Pepin, un bambino leggermente ansioso, è cresciuto in una grande famiglia circondato da numerosi cugini, zii, zie e due fratelli. Sua madre gestiva un asilo nido, perciò i bambini erano una presenza costante. “Penso che Robin probabilmente mi abbia aiutato a sentirmi speciale e unico e ha aumentato la fiducia in me stesso”, afferma Pepin. “Sembrava essere l’espressione di tutto quello che pensavo fosse fantastico a quel tempo e potevo fare tutto quello che volevo essere in grado di fare”.

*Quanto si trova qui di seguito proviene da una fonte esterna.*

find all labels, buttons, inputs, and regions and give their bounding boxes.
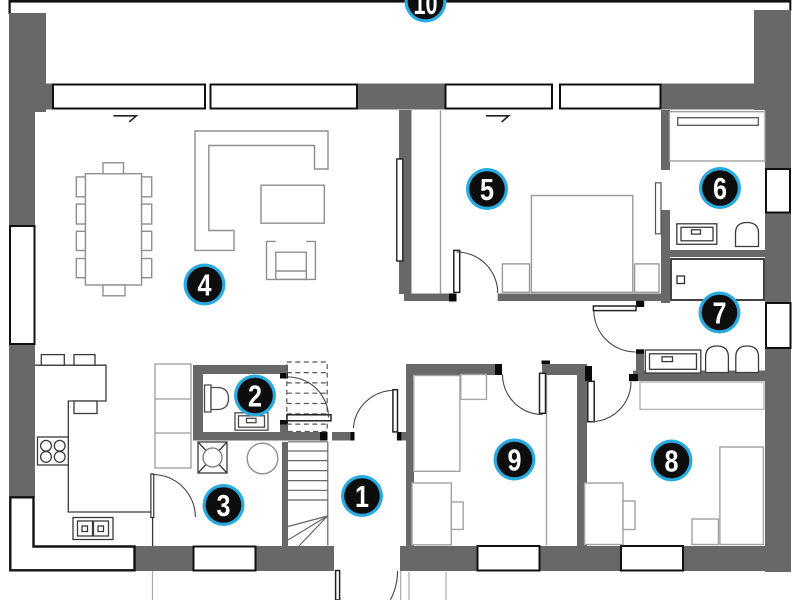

Ma all’età di cinque anni, il suo amico e il suo mentore erano scomparsi. I suoi ricordi del tempo trascorso insieme rimangono del tutto positivi. “Mi ricordo che Robin era una presenza reale e impressionante nella mia vita”, dice. “I miei genitori hanno confermato che mi sembrava in realtà di parlare con Robin e parlavo delle mie esperienze come se fossero reali”. Ma non lo erano. Robin, il ciclista che era trasportava frigoriferi, era – sorpresa? – frutto dell’immaginazione di Pepin.

Cos’è un amico immaginario?

Mentre può sembrare un concetto chiaro, formulare una definizione per “amico immaginario” può essere difficile. Per prima cosa, i bambini non sono esattamente conosciuti per essere i soggetti di ricerca più autentici.

“Parlare ad un bambino di un amico immaginario, non hai idea di cosa sta per succedere”, ha riferito Tracy Gleason, psicologa dello sviluppo presso il Wellesley College, a Science Friday. “Ti diranno qualcosa e pensi ‘Ma di che cosa stanno parlando?’ Abbiamo chiesto: “hai un amico immaginario?” e penseranno, ‘Che grande idea!’ Quindi, diranno ‘Sì.

Sì, io!’ E parleranno di qualche amico immaginario che stanno inventando proprio sul posto “.

In genere gli psicologi dividono la vasta categoria degli amici immaginari in due gruppi: amici invisibili e oggetti personificati. “È un compagno fittizio o irreale che in genere offre comfort o sostegno a un bambino”, afferma la dottoressa Sheryl Gonzalez Ziegler, fondatrice e amministratrice delegato di The Child & Family Therapy Center di Lowry a Denver. “Quando si tratta di un amico invisibile, in genere è più simile a:” Annie è mia amica e lei viene sempre con me e non puoi vederla, ma io posso “.

Ci sono anche amici immaginari che sono oggetti personificati, quindi come un orsacchiotto. Il rapporto prende la forma di una cura più attenta, ma non può essere solo una bambola – può essere qualsiasi cosa “.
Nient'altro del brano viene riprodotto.